Ich bin im Pretoria der 1980er Jahre aufgewachsen – nicht in den staubigen Randzonen, sondern in den makellosen Vororten, wo die Hecken akkurat geschnitten und die Mülltonnen regelmäßig geleert wurden. Mein Alltag war sicher, strukturiert, privilegiert. Und doch lebte ich von früh an in einer Spannung, die ich nicht benennen konnte – zwischen dem, was ich sah, und dem, was ich wusste. Zwischen meiner Welt und jener Welt, die für andere Menschen in diesem Land Alltag war – hart, gefährlich, entrechtet.

Wie konstruiert sich Identität in postkolonialen Kontexten? Eine Theorie ist die des „Dritten Raums“ von Homi K. Bhabha. © Foto: Anatol Rurac/unsplash | Wie konstruiert sich Identität in postkolonialen Kontexten? Eine Theorie ist die des „Dritten Raums“ von Homi K. Bhabha.

Meine Großeltern hatten als Hermannsburger Missionar*innen unter den Bafokeng im ländlichen Raum gearbeitet. Ihre Erzählungen – vom Teilen des Lebens, vom mühsamen Lernen der Sprache, vom Zuhören – prägten meine Kindheit auf subtile Weise. Und obwohl meine Eltern selbst nicht mehr als Missionar*innen aktiv waren, spürte ich, dass in unserem Familiengedächtnis etwas mitschwang, das über unsere gepflegten Rasenflächen hinauswies.

Ein dritter Raum?

Auch in den Kirchengemeinden meiner Jugend waren viele Menschen, die entweder direkte Nachfahr*innen von Missionar*innen waren oder durch diese entscheidend in ihrer Biografie geprägt wurden. Die überwiegend deutschsprachige Gemeinde in Pretoria war so etwas wie „Heimat in der Fremde“ und ein bisschen schwang auch immer der zivilisatorische Aufklärungsauftrag der Vorfahr*innen mit.
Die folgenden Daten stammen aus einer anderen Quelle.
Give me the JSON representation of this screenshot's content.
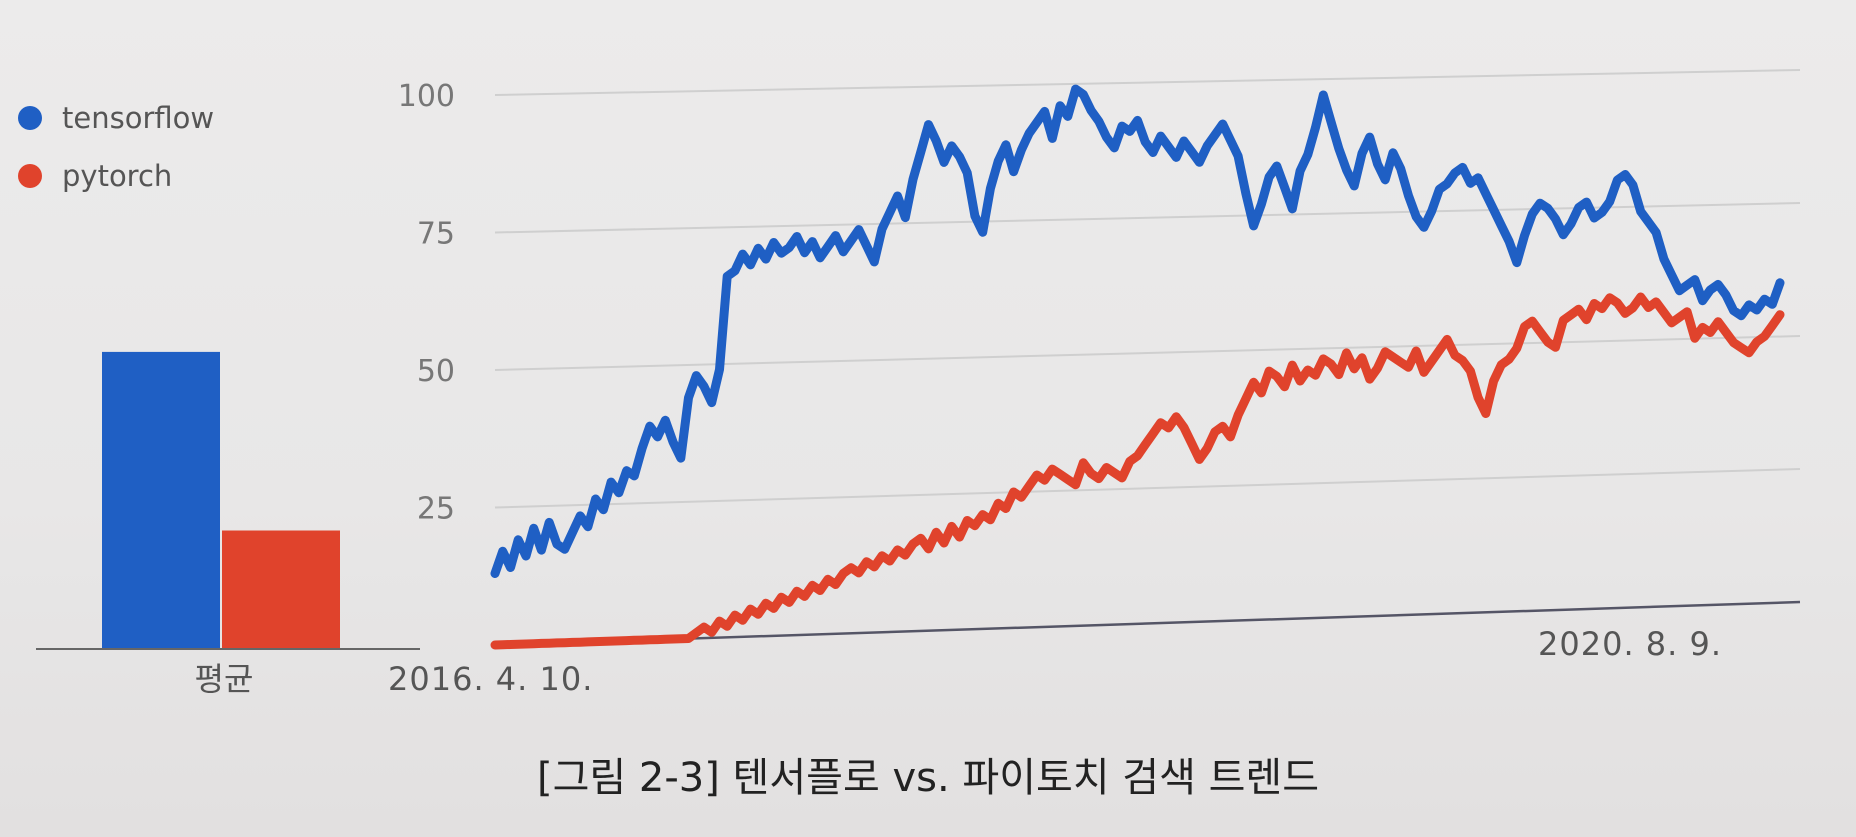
{
  "caption": "[그림 2-3] 텐서플로 vs. 파이토치 검색 트렌드",
  "colors": {
    "tensorflow": "#1f5fc4",
    "pytorch": "#e0432c",
    "grid": "#cfcfcf"
  },
  "chart_data": [
    {
      "type": "bar",
      "categories": [
        "평균"
      ],
      "series": [
        {
          "name": "tensorflow",
          "values": [
            63
          ]
        },
        {
          "name": "pytorch",
          "values": [
            25
          ]
        }
      ],
      "ylim": [
        0,
        100
      ]
    },
    {
      "type": "line",
      "xlabel_start": "2016. 4. 10.",
      "xlabel_end": "2020. 8. 9.",
      "yticks": [
        25,
        50,
        75,
        100
      ],
      "ylim": [
        0,
        100
      ],
      "grid": true,
      "legend": "left",
      "series": [
        {
          "name": "tensorflow",
          "values": [
            13,
            17,
            14,
            19,
            16,
            21,
            17,
            22,
            18,
            17,
            20,
            23,
            21,
            26,
            24,
            29,
            27,
            31,
            30,
            35,
            39,
            37,
            40,
            36,
            33,
            44,
            48,
            46,
            43,
            49,
            66,
            67,
            70,
            68,
            71,
            69,
            72,
            70,
            71,
            73,
            70,
            72,
            69,
            71,
            73,
            70,
            72,
            74,
            71,
            68,
            74,
            77,
            80,
            76,
            83,
            88,
            93,
            90,
            86,
            89,
            87,
            84,
            76,
            73,
            81,
            86,
            89,
            84,
            88,
            91,
            93,
            95,
            90,
            96,
            94,
            99,
            98,
            95,
            93,
            90,
            88,
            92,
            91,
            93,
            89,
            87,
            90,
            88,
            86,
            89,
            87,
            85,
            88,
            90,
            92,
            89,
            86,
            79,
            73,
            77,
            82,
            84,
            80,
            76,
            83,
            86,
            91,
            97,
            92,
            87,
            83,
            80,
            86,
            89,
            84,
            81,
            86,
            83,
            78,
            74,
            72,
            75,
            79,
            80,
            82,
            83,
            80,
            81,
            78,
            75,
            72,
            69,
            65,
            70,
            74,
            76,
            75,
            73,
            70,
            72,
            75,
            76,
            73,
            74,
            76,
            80,
            81,
            79,
            74,
            72,
            70,
            65,
            62,
            59,
            60,
            61,
            57,
            59,
            60,
            58,
            55,
            54,
            56,
            55,
            57,
            56,
            60
          ]
        },
        {
          "name": "pytorch",
          "values": [
            0,
            0,
            0,
            0,
            0,
            0,
            0,
            0,
            0,
            0,
            0,
            0,
            0,
            0,
            0,
            0,
            0,
            0,
            0,
            0,
            0,
            0,
            0,
            0,
            0,
            0,
            1,
            2,
            1,
            3,
            2,
            4,
            3,
            5,
            4,
            6,
            5,
            7,
            6,
            8,
            7,
            9,
            8,
            10,
            9,
            11,
            12,
            11,
            13,
            12,
            14,
            13,
            15,
            14,
            16,
            17,
            15,
            18,
            16,
            19,
            17,
            20,
            19,
            21,
            20,
            23,
            22,
            25,
            24,
            26,
            28,
            27,
            29,
            28,
            27,
            26,
            30,
            28,
            27,
            29,
            28,
            27,
            30,
            31,
            33,
            35,
            37,
            36,
            38,
            36,
            33,
            30,
            32,
            35,
            36,
            34,
            38,
            41,
            44,
            42,
            46,
            45,
            43,
            47,
            44,
            46,
            45,
            48,
            47,
            45,
            49,
            46,
            48,
            44,
            46,
            49,
            48,
            47,
            46,
            49,
            45,
            47,
            49,
            51,
            48,
            47,
            45,
            40,
            37,
            43,
            46,
            47,
            49,
            53,
            54,
            52,
            50,
            49,
            54,
            55,
            56,
            54,
            57,
            56,
            58,
            57,
            55,
            56,
            58,
            56,
            57,
            55,
            53,
            54,
            55,
            50,
            52,
            51,
            53,
            51,
            49,
            48,
            47,
            49,
            50,
            52,
            54
          ]
        }
      ]
    }
  ]
}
Die Erfüllung des eigentlichen „Missionsbefehls“ (Matthäus 28,19-20) musste als weitestgehend erfolgreich bewertet werden und auch bis heute sind ein Großteil der Menschen in Südafrika Christ*innen. Doch leider kommt es bis heute nicht mal zur Vereinigung aller lutherischen Christ*innen in Südafrika, die sich nach wie vor in unterschiedlichen kirchlichen Strukturen organisieren.

Dieses Überbleibsel einer Apartheid-Mentalität passte und passt für mich nicht in die gesellschaftliche Entwicklung der vergangenen Jahrzehnte eines bewussten „nation building“ auf Grundlage intensiver Versöhnungsarbeit. Trotzdem verteidigten viele Menschen aus meinem kirchlichen Umfeld immer noch Systeme der getrennten kirchlichen Entwicklung – obwohl es besonders in urbanen Gemeinden immer mehr zu einer großen Diversität in der Mitgliedschaft kommt. Sie tun das nicht aus Bosheit, sondern aus Überzeugung – einer Überzeugung, die ich schon als Teenager immer weniger teilen konnte. Ich stellte Fragen. Warum können wir den Wunsch Jesu nach einer vereinten Kirche nicht leben? Warum spricht man von „denen“ in einem Ton, der nicht dem Geist Jesu entspricht? Warum glaubt ihr, dass Ordnung wichtiger ist als Gerechtigkeit?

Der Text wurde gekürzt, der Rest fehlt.